Although the weather in all parts of the country might not reflect it at the moment, fall will be here before we know it with color-changing leaves, cool evenings and plenty of excuses to bake spice cake and pumpkin pie. Another thing that might give you an excuse to make some spice cake is the new Autumn Cakelet Pan. The pan bakes 16 small cakes in the shapes of acorns, pumpkins, autumn leaves and turkeys. I actually really the mix of designs because, not only are they all very appropriate for fall, but it is easy to use just a few of the cavities at a time to get a whole set of matching cakes for Halloween (pumpkins) or for Thanksgiving (turkeys). The cakelets are a bit larger than some similar designs I’ve seen in previous years, so the shapes and details will be clearer in the finished cakes.

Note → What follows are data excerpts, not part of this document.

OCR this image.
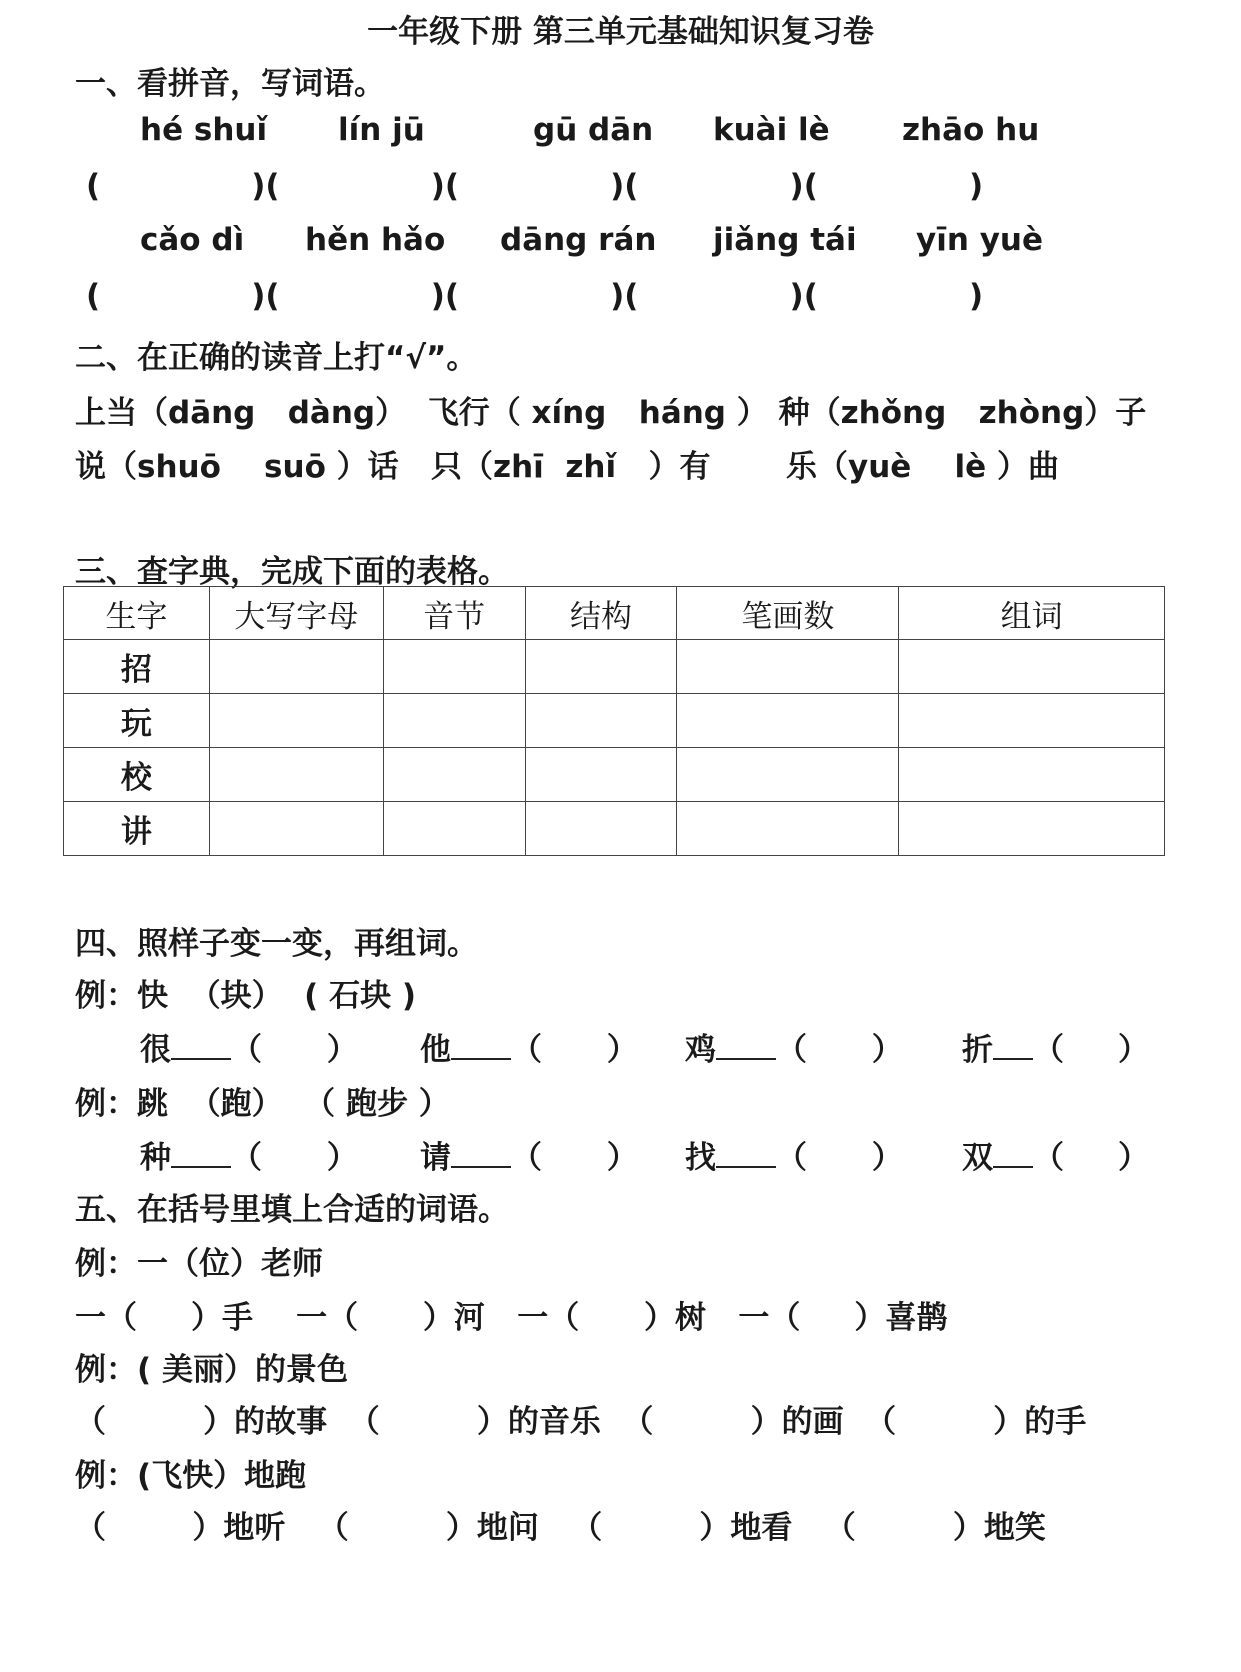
一年级下册 第三单元基础知识复习卷
一、看拼音，写词语。
hé shuǐ lín jū	gū dān kuài lè zhāo hu
(              )(              )(              )(              )(              )
cǎo dì hěn hǎo dāng rán jiǎng tái yīn yuè
(              )(              )(              )(              )(              )
二、在正确的读音上打“√”。
上当（dāng   dàng）  飞行（ xíng   háng ） 种（zhǒng   zhòng）子
说（shuō    suō ）话   只（zhī  zhǐ   ）有       乐（yuè    lè ）曲
三、查字典，完成下面的表格。
生字	大写字母	音节	结构	笔画数	组词
招					
玩					
校					
讲					
四、照样子变一变，再组词。
例：快  （块）  ( 石块 )
很 （      ） 他 （      ） 鸡 （      ） 折 （     ）
例：跳  （跑）  （ 跑步 ）
种 （      ） 请 （      ） 找 （      ） 双 （     ）
五、在括号里填上合适的词语。
例：一（位）老师
一（     ）手    一（      ）河   一（      ）树   一（     ）喜鹊
例：( 美丽）的景色
（         ）的故事  （         ）的音乐  （         ）的画  （         ）的手
例：(飞快）地跑
（        ）地听   （         ）地问   （         ）地看   （         ）地笑
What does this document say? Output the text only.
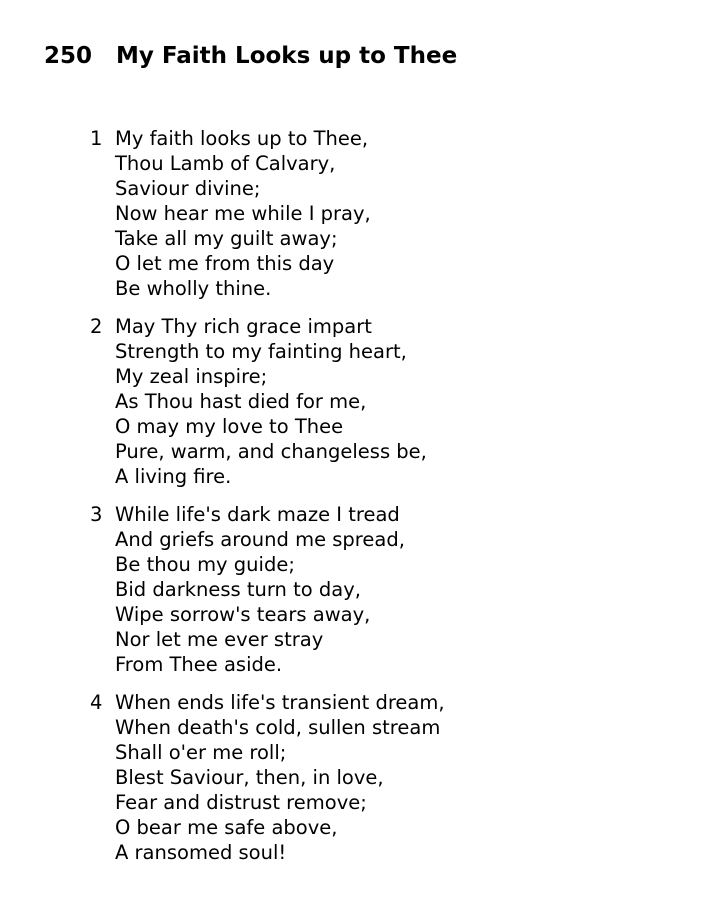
250 My Faith Looks up to Thee
1 My faith looks up to Thee,
Thou Lamb of Calvary,
Saviour divine;
Now hear me while I pray,
Take all my guilt away;
O let me from this day
Be wholly thine.
2 May Thy rich grace impart
Strength to my fainting heart,
My zeal inspire;
As Thou hast died for me,
O may my love to Thee
Pure, warm, and changeless be,
A living fire.
3 While life's dark maze I tread
And griefs around me spread,
Be thou my guide;
Bid darkness turn to day,
Wipe sorrow's tears away,
Nor let me ever stray
From Thee aside.
4 When ends life's transient dream,
When death's cold, sullen stream
Shall o'er me roll;
Blest Saviour, then, in love,
Fear and distrust remove;
O bear me safe above,
A ransomed soul!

As the pan is manufactured by Nordic Ware, it is made of heavy duty cast aluminum and the pan is thick and durable enough to allow you to fill only the cavities that you want to use if you do want to make a matching set (just remove the cakes and allow pan to cool before refilling, if you’re not going to use all the shapes at once). The pan also has a nonstick coating that should make the cakes easy to remove. I’ve generally had very good results with the release even on very detailed pans from Nordic Ware, so the designs on the cakelets should come out clearly and make the little cakes easy to decorate.

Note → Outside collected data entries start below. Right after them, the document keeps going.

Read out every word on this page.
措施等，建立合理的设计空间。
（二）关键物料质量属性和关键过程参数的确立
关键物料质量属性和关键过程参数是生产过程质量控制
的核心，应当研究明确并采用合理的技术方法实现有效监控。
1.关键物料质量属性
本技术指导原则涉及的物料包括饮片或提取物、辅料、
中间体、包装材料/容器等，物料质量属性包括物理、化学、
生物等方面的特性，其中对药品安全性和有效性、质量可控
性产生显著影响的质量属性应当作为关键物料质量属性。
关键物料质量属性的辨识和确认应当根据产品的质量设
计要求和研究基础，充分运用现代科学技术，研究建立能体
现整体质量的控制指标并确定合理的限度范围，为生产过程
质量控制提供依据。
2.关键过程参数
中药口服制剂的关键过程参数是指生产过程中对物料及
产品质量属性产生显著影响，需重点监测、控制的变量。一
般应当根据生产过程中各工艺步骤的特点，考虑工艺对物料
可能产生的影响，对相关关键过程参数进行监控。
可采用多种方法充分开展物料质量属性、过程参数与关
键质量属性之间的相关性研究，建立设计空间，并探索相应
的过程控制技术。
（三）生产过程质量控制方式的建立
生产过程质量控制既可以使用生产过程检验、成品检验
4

Spider-Man Comic Book Cookie Cutters

Comic Book Cookies
I haven’t had the urge to make my own comic book in some time – but I will admit that as a kid I spent countless hours (usually on family trips) illustrating my own comic series in journals and notebooks. I actually preferred to make my own rather than read other people’s comics, though looking back I would put money on the fact that my stories, given that I was still in grade school, were far from anything that would have attracted a group of fans at Comic-Con. When I saw a display set up with these Spider-Man Comic Book Cookie Cutters at Williams Sonoma, I was intrigued because of the level of detail on the cookies. But the cookie cutter set has an ingenious design that allows you to make your own comic books (well, the covers at least) on a cookie canvas in your own kitchen.

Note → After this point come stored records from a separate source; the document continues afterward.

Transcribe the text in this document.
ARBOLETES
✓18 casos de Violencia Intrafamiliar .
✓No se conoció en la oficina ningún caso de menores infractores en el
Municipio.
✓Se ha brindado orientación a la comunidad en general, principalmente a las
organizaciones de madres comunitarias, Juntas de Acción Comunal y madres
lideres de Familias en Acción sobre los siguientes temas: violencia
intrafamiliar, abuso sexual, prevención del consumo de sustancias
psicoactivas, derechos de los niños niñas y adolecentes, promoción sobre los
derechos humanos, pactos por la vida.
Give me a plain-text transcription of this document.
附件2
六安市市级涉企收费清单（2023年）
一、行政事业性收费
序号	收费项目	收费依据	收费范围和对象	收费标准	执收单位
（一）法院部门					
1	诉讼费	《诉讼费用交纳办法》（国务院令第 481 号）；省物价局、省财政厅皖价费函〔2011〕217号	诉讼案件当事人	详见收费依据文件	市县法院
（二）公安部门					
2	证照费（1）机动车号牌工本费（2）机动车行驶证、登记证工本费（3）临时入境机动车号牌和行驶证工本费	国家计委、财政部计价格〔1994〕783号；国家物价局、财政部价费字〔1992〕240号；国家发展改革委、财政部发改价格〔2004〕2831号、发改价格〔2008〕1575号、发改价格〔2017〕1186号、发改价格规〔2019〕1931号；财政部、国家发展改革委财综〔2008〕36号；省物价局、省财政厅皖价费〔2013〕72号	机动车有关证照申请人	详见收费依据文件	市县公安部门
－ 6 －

The cookie cutter set comes with a double sided rectangular cutter, that both cuts out the shape of the comics and stamps the cut-out with an authentic logo that says “The Amazing Spiderman.” It also comes with a variety of spidey-shapes – from villains to speech bubbles – that you can use to customize your covers by stamping them into the frame. Be sure to use a good butter cookie dough so that the dough doesn’t spread out during baking (this Best Butter Cookie recipe works well, and I add a few tablespoons of extra flour for a drier dough that really holds its shape), or you’ll loose a little clarity on the design. If you don’t want all Spiderman cookies, use other cookie cutters as stamps and keep the speech bubble stamps to keep the comic look. Once the cookies are cool, you can decorate them.

I suspect that these comics also have a big advantage over those I drew as a kid. Not only are the designs sharp and professional looking, but they’re edible and should be very tasty, too. Decorating might take a little practice, but small icing tips, a steady hand and a little patience will help your comic books come out looking like the real deal.